BG Medicine has announced that the US Food and Drug Administration (FDA) has approved the first phase of a biomarker discovery project to be conducted under a Cooperative Research and Development Agreement (CRADA) with the FDA’s National Center for Toxicological Research (NCTR).
As part of FDA’s Critical Path Initiative, the Liver Toxicity Biomarker Study (LTBS) aims to discover biomarkers of human hepatotoxicity in the standard pre-clinical test used by pharmaceutical companies in the initial stages of drug development.
The NCTR and BG Medicine will jointly conduct a toxicity study designed to overcome one of the primary obstacles to the efficient development of safe and effective drugs.

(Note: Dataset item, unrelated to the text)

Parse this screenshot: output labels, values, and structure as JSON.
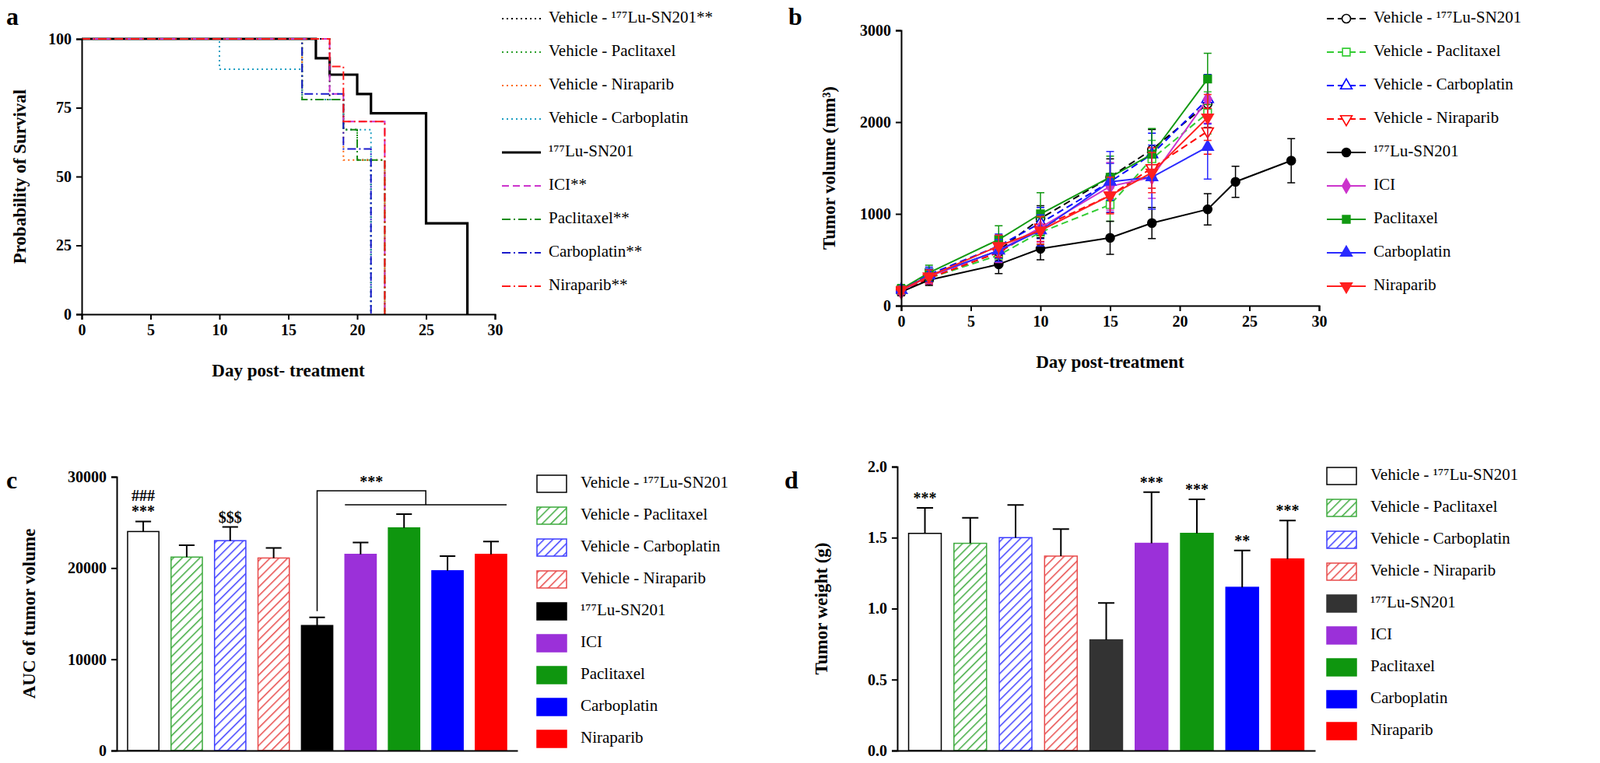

The first phase of the LTBS, which will last approximately nine months, has been designed by the FDA and BG Medicine with input from leading academic and industry scientists.
Seven participating pharmaceutical companies - Pfizer, Johnson & Johnson Pharmaceutical Research and Development LLC, Mitsubishi Chemical Holdings Corporation, Orion, UCB, Sankyo Co. and Eisai - will participate on the Scientific Advisory Board (SAB) and provide project funding.
Additionally, life science technology provider Applied Biosystems, an Applera Corporation business, will provide biomarker discovery systems based on mass spectrometry, including service and support as well as in-kind contributions.
Liver toxicity is the most common biological reason for drug failure in the development of new pharmaceuticals, affecting one in six drugs in development. The toxicity tests currently accepted by the regulatory agencies for use by drug companies have been unchanged for at least 40 years.
The LTBS will be conducted at the FDA’s NCTR laboratory in Jefferson, Arkansas and at BG Medicine in Waltham, Massachusetts. The research project leverages NCTR’s and BG Medicine’s systems biology platforms for functional genomics, proteomics, metabolomics and computational analysis.